"We've made it," Crag exulted. "We're on that old moon trajectory." The Chiefs face reflected his wonder. Crag studied his instruments. Speed slightly over 22,300 miles per hour. The radar altimeter showed the Aztec slightly more than one thousand miles above the earth's surface. He hesitated, then cut off the third stage engine. The fuel gauge indicated a bare few gallons left. This small amount, he knew, represented error in the precise computations of escape. Well, the extra weight was negligible. At the same time, they couldn't afford added acceleration. He became aware that the last vestige of weight had vanished. He moved his hand. No effort. No effort at all. Space, he thought, the first successful manned space ship.
Elation swept him. He, Adam Crag, was in space. Not just the top of the atmosphere but absolute space—the big vacuum that surrounded the world. This had been the aim ... the dream ... the goal. And so quick!
He flicked his mind back. It seemed almost no time at all since the Germans had electrified the world with the V-2, a primitive rocket that scarcely reached seventy miles above the earth, creeping at a mere 3,000 miles per hour.

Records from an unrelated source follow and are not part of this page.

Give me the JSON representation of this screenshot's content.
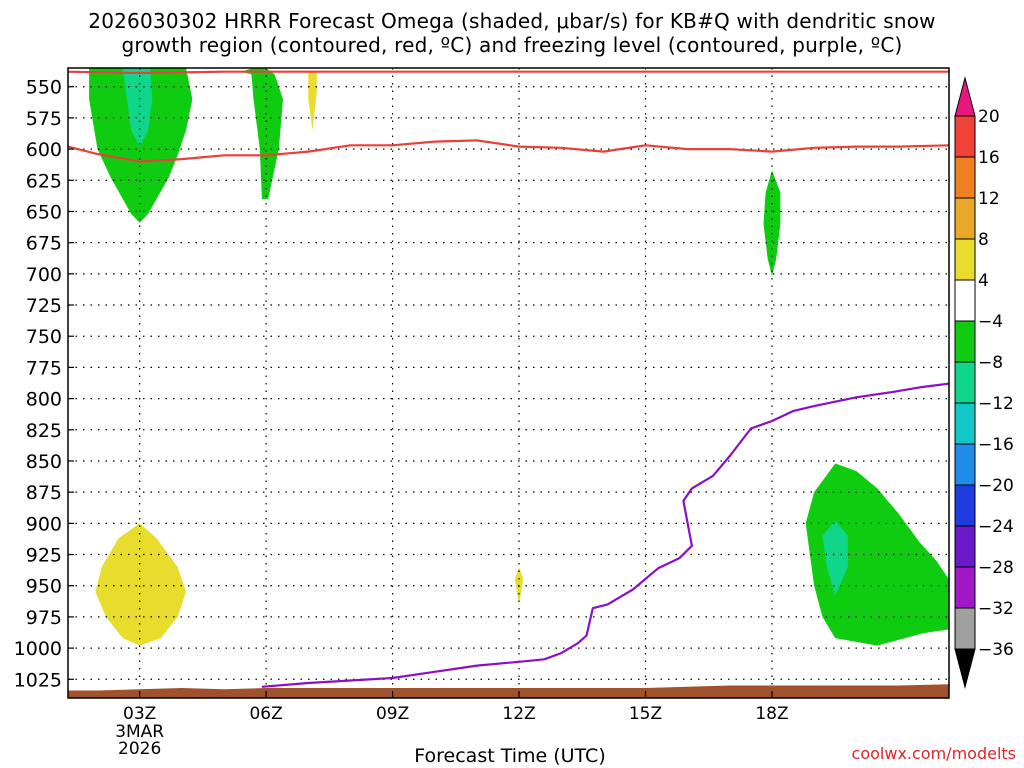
{
  "title_line1": "2026030302 HRRR Forecast Omega (shaded, μbar/s) for KB#Q with dendritic snow",
  "title_line2": "growth region (contoured, red, ºC) and freezing level (contoured, purple, ºC)",
  "credit": "coolwx.com/modelts",
  "colors": {
    "dgz_line": "#e8403a",
    "freezing_line": "#8a10c8",
    "terrain": "#a0522d",
    "frame": "#000000",
    "grid_dots": "#000000"
  },
  "chart_data": {
    "type": "heatmap",
    "title": "2026030302 HRRR Forecast Omega (shaded, μbar/s) for KB#Q with dendritic snow growth region (contoured, red, ºC) and freezing level (contoured, purple, ºC)",
    "xlabel": "Forecast Time (UTC)",
    "ylabel": "",
    "x_range_hours": [
      1.3,
      22.2
    ],
    "y_range_mb": [
      535,
      1040
    ],
    "y_scale": "linear-pressure (inverted)",
    "grid": true,
    "x_ticks": [
      {
        "hour": 3,
        "label": "03Z",
        "sub": [
          "3MAR",
          "2026"
        ]
      },
      {
        "hour": 6,
        "label": "06Z",
        "sub": []
      },
      {
        "hour": 9,
        "label": "09Z",
        "sub": []
      },
      {
        "hour": 12,
        "label": "12Z",
        "sub": []
      },
      {
        "hour": 15,
        "label": "15Z",
        "sub": []
      },
      {
        "hour": 18,
        "label": "18Z",
        "sub": []
      }
    ],
    "y_ticks": [
      550,
      575,
      600,
      625,
      650,
      675,
      700,
      725,
      750,
      775,
      800,
      825,
      850,
      875,
      900,
      925,
      950,
      975,
      1000,
      1025
    ],
    "colorbar": {
      "labels": [
        "20",
        "16",
        "12",
        "8",
        "4",
        "−4",
        "−8",
        "−12",
        "−16",
        "−20",
        "−24",
        "−28",
        "−32",
        "−36"
      ],
      "levels": [
        20,
        16,
        12,
        8,
        4,
        -4,
        -8,
        -12,
        -16,
        -20,
        -24,
        -28,
        -32,
        -36
      ],
      "bins": [
        {
          "range": [
            20,
            99
          ],
          "color": "#e8177f",
          "shape": "top-arrow"
        },
        {
          "range": [
            16,
            20
          ],
          "color": "#f04238"
        },
        {
          "range": [
            12,
            16
          ],
          "color": "#f08020"
        },
        {
          "range": [
            8,
            12
          ],
          "color": "#e8a828"
        },
        {
          "range": [
            4,
            8
          ],
          "color": "#e8dc2c"
        },
        {
          "range": [
            -4,
            4
          ],
          "color": "#ffffff"
        },
        {
          "range": [
            -8,
            -4
          ],
          "color": "#10cc10"
        },
        {
          "range": [
            -12,
            -8
          ],
          "color": "#10d68c"
        },
        {
          "range": [
            -16,
            -12
          ],
          "color": "#10c8c8"
        },
        {
          "range": [
            -20,
            -16
          ],
          "color": "#1e8ce8"
        },
        {
          "range": [
            -24,
            -20
          ],
          "color": "#1e3ce0"
        },
        {
          "range": [
            -28,
            -24
          ],
          "color": "#6a18c8"
        },
        {
          "range": [
            -32,
            -28
          ],
          "color": "#a018c8"
        },
        {
          "range": [
            -36,
            -32
          ],
          "color": "#a0a0a0"
        },
        {
          "range": [
            -99,
            -36
          ],
          "color": "#000000",
          "shape": "bottom-arrow"
        }
      ]
    },
    "series": [
      {
        "kind": "contour-line",
        "color": "#e8403a",
        "points": [
          [
            1.3,
            598
          ],
          [
            2,
            604
          ],
          [
            3,
            610
          ],
          [
            4,
            608
          ],
          [
            5,
            605
          ],
          [
            6,
            605
          ],
          [
            7,
            602
          ],
          [
            8,
            597
          ],
          [
            9,
            597
          ],
          [
            10,
            594
          ],
          [
            11,
            593
          ],
          [
            12,
            598
          ],
          [
            13,
            599
          ],
          [
            14,
            602
          ],
          [
            15,
            597
          ],
          [
            16,
            600
          ],
          [
            17,
            600
          ],
          [
            18,
            602
          ],
          [
            19,
            599
          ],
          [
            20,
            598
          ],
          [
            21,
            598
          ],
          [
            22.2,
            597
          ]
        ]
      },
      {
        "kind": "contour-line",
        "color": "#e8403a",
        "points": [
          [
            1.3,
            538
          ],
          [
            3,
            539
          ],
          [
            5,
            538
          ],
          [
            8,
            538
          ],
          [
            12,
            538
          ],
          [
            17,
            538
          ],
          [
            18,
            538
          ],
          [
            22.2,
            538
          ]
        ]
      },
      {
        "kind": "contour-line",
        "color": "#8a10c8",
        "points": [
          [
            5.9,
            1031
          ],
          [
            7,
            1028
          ],
          [
            8,
            1026
          ],
          [
            9,
            1024
          ],
          [
            10,
            1019
          ],
          [
            11,
            1014
          ],
          [
            12,
            1011
          ],
          [
            12.6,
            1009
          ],
          [
            13,
            1004
          ],
          [
            13.4,
            996
          ],
          [
            13.6,
            990
          ],
          [
            13.75,
            968
          ],
          [
            14.1,
            965
          ],
          [
            14.7,
            953
          ],
          [
            15.3,
            936
          ],
          [
            15.8,
            928
          ],
          [
            16.1,
            918
          ],
          [
            15.9,
            882
          ],
          [
            16.1,
            872
          ],
          [
            16.6,
            862
          ],
          [
            17,
            846
          ],
          [
            17.5,
            824
          ],
          [
            18,
            818
          ],
          [
            18.5,
            810
          ],
          [
            19,
            806
          ],
          [
            20,
            799
          ],
          [
            20.8,
            795
          ],
          [
            21.5,
            791
          ],
          [
            22.2,
            788
          ]
        ]
      },
      {
        "kind": "terrain",
        "color": "#a0522d",
        "points": [
          [
            1.3,
            1034
          ],
          [
            2,
            1034
          ],
          [
            3,
            1033
          ],
          [
            4,
            1032
          ],
          [
            5,
            1033
          ],
          [
            6,
            1032
          ],
          [
            8,
            1032
          ],
          [
            10,
            1032
          ],
          [
            12,
            1032
          ],
          [
            14,
            1032
          ],
          [
            15,
            1032
          ],
          [
            16,
            1031
          ],
          [
            17,
            1030
          ],
          [
            18,
            1030
          ],
          [
            19,
            1030
          ],
          [
            20,
            1030
          ],
          [
            21,
            1030
          ],
          [
            22.2,
            1029
          ]
        ]
      }
    ],
    "shaded_regions": [
      {
        "value": -6,
        "polygon": [
          [
            1.8,
            535
          ],
          [
            2.3,
            535
          ],
          [
            2.9,
            535
          ],
          [
            3.4,
            535
          ],
          [
            3.9,
            535
          ],
          [
            4.1,
            535
          ],
          [
            4.25,
            560
          ],
          [
            4.1,
            585
          ],
          [
            3.9,
            605
          ],
          [
            3.7,
            622
          ],
          [
            3.4,
            640
          ],
          [
            3.2,
            652
          ],
          [
            3.0,
            659
          ],
          [
            2.8,
            652
          ],
          [
            2.6,
            640
          ],
          [
            2.3,
            622
          ],
          [
            2.0,
            600
          ],
          [
            1.8,
            560
          ]
        ]
      },
      {
        "value": -10,
        "polygon": [
          [
            2.6,
            535
          ],
          [
            3.25,
            535
          ],
          [
            3.3,
            560
          ],
          [
            3.2,
            585
          ],
          [
            3.0,
            598
          ],
          [
            2.8,
            585
          ],
          [
            2.7,
            560
          ]
        ]
      },
      {
        "value": -6,
        "polygon": [
          [
            5.4,
            538
          ],
          [
            5.65,
            540
          ],
          [
            5.7,
            560
          ],
          [
            5.85,
            600
          ],
          [
            5.9,
            640
          ],
          [
            6.05,
            640
          ],
          [
            6.3,
            600
          ],
          [
            6.4,
            560
          ],
          [
            6.2,
            540
          ],
          [
            6.0,
            535
          ],
          [
            5.7,
            535
          ]
        ]
      },
      {
        "value": 6,
        "polygon": [
          [
            7.0,
            538
          ],
          [
            7.2,
            538
          ],
          [
            7.2,
            555
          ],
          [
            7.1,
            585
          ],
          [
            7.0,
            560
          ]
        ]
      },
      {
        "value": -6,
        "polygon": [
          [
            18.0,
            617
          ],
          [
            18.2,
            635
          ],
          [
            18.2,
            660
          ],
          [
            18.1,
            688
          ],
          [
            18.0,
            702
          ],
          [
            17.9,
            688
          ],
          [
            17.8,
            660
          ],
          [
            17.85,
            635
          ]
        ]
      },
      {
        "value": 6,
        "polygon": [
          [
            3.0,
            900
          ],
          [
            3.4,
            912
          ],
          [
            3.9,
            935
          ],
          [
            4.1,
            955
          ],
          [
            3.9,
            975
          ],
          [
            3.5,
            992
          ],
          [
            3.0,
            998
          ],
          [
            2.6,
            992
          ],
          [
            2.2,
            975
          ],
          [
            1.95,
            955
          ],
          [
            2.1,
            935
          ],
          [
            2.5,
            912
          ]
        ]
      },
      {
        "value": 6,
        "polygon": [
          [
            12.0,
            935
          ],
          [
            12.1,
            945
          ],
          [
            12.0,
            965
          ],
          [
            11.9,
            945
          ]
        ]
      },
      {
        "value": -6,
        "polygon": [
          [
            19.5,
            852
          ],
          [
            20.0,
            858
          ],
          [
            20.5,
            872
          ],
          [
            21.0,
            892
          ],
          [
            21.5,
            915
          ],
          [
            21.9,
            930
          ],
          [
            22.2,
            945
          ],
          [
            22.2,
            985
          ],
          [
            21.6,
            988
          ],
          [
            20.5,
            998
          ],
          [
            19.5,
            992
          ],
          [
            19.2,
            975
          ],
          [
            19.0,
            950
          ],
          [
            18.9,
            925
          ],
          [
            18.8,
            900
          ],
          [
            19.0,
            875
          ]
        ]
      },
      {
        "value": -10,
        "polygon": [
          [
            19.5,
            898
          ],
          [
            19.8,
            910
          ],
          [
            19.8,
            935
          ],
          [
            19.5,
            958
          ],
          [
            19.3,
            935
          ],
          [
            19.2,
            910
          ]
        ]
      }
    ]
  }
}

The Americans had strapped a second stage to the German prototype, creating the two-stage V-2-Wac Corporal and sending it 250 miles into the tall blue at speeds better than 5,000 miles per hour. It had been a battle even then, he thought, remembering the dark day the Russians beat the West with Sputnik I ... seemingly demolished it with Sputnik II—until the U. S. Army came through with Explorer I. That had been the real beginning. IRBM's and ICBM's had been born. Missiles and counter-missiles. Dogs, monkeys and mice had ridden the fringes of space. But never man.
A deep sense of satisfaction flooded him. The Aztec had been the first. The Aztec under Commander Adam Crag. The full sense of the accomplishment was just beginning to strike him. We've beaten the enemy, he thought. We've won. It had been a grim battle waged on a technological front; a battle between nations in which, ironically, each victory by either side took mankind a step nearer emancipation from the world. Man could look forward now, to a bright shiny path leading to the stars. This was the final step. The Big Step. The step that would tie together two worlds. In a few short days the Aztec would reach her lonely destination, Arzachel, a bleak spot in the universe. Adam Crag, the Man in the Moon. He hoped. He turned toward the others, trying to wipe the smug look from his face.
The oddity of weightlessness was totally unlike anything he had expected despite the fact its symptoms had been carefully explained during the indoctrination program. He was sitting in the pilot's seat, yet he wasn't. He felt no sense of pressure against the seat, or against anything else, for that matter. It was, he thought, like sitting on air, as light as a mote of dust drifting in a breeze. Sure, he'd experienced weightlessness before, when pushing a research stratojet through a high-speed trajectory to counter the pull of gravity, for example. But those occasions had lasted only brief moments. He moved his hand experimentally upward—a move that ended like the strike of a snake. Yeah, it was going to take some doing to learn control of his movements. He looked at Prochaska. The Chief was feeding data to Alpine Base. He finished and grinned broadly at Crag. His eyes were elated.
"Sort of startling, isn't it?"
"Amen," Crag agreed. "I'm almost afraid to loosen my harnessing.
"Alpine says we're right on the button—schedule, course and speed. There's a gal operator on now."
"That's good. That means we're back to routine." Crag loosened his harnesses and twisted around in his seat. Larkwell was moving his hands experimentally. He saw Crag and grinned foolishly. Nagel looked ill. His face was pinched, bloodless, his eyes red-rimmed. He caught Crag's look and nodded, without expression.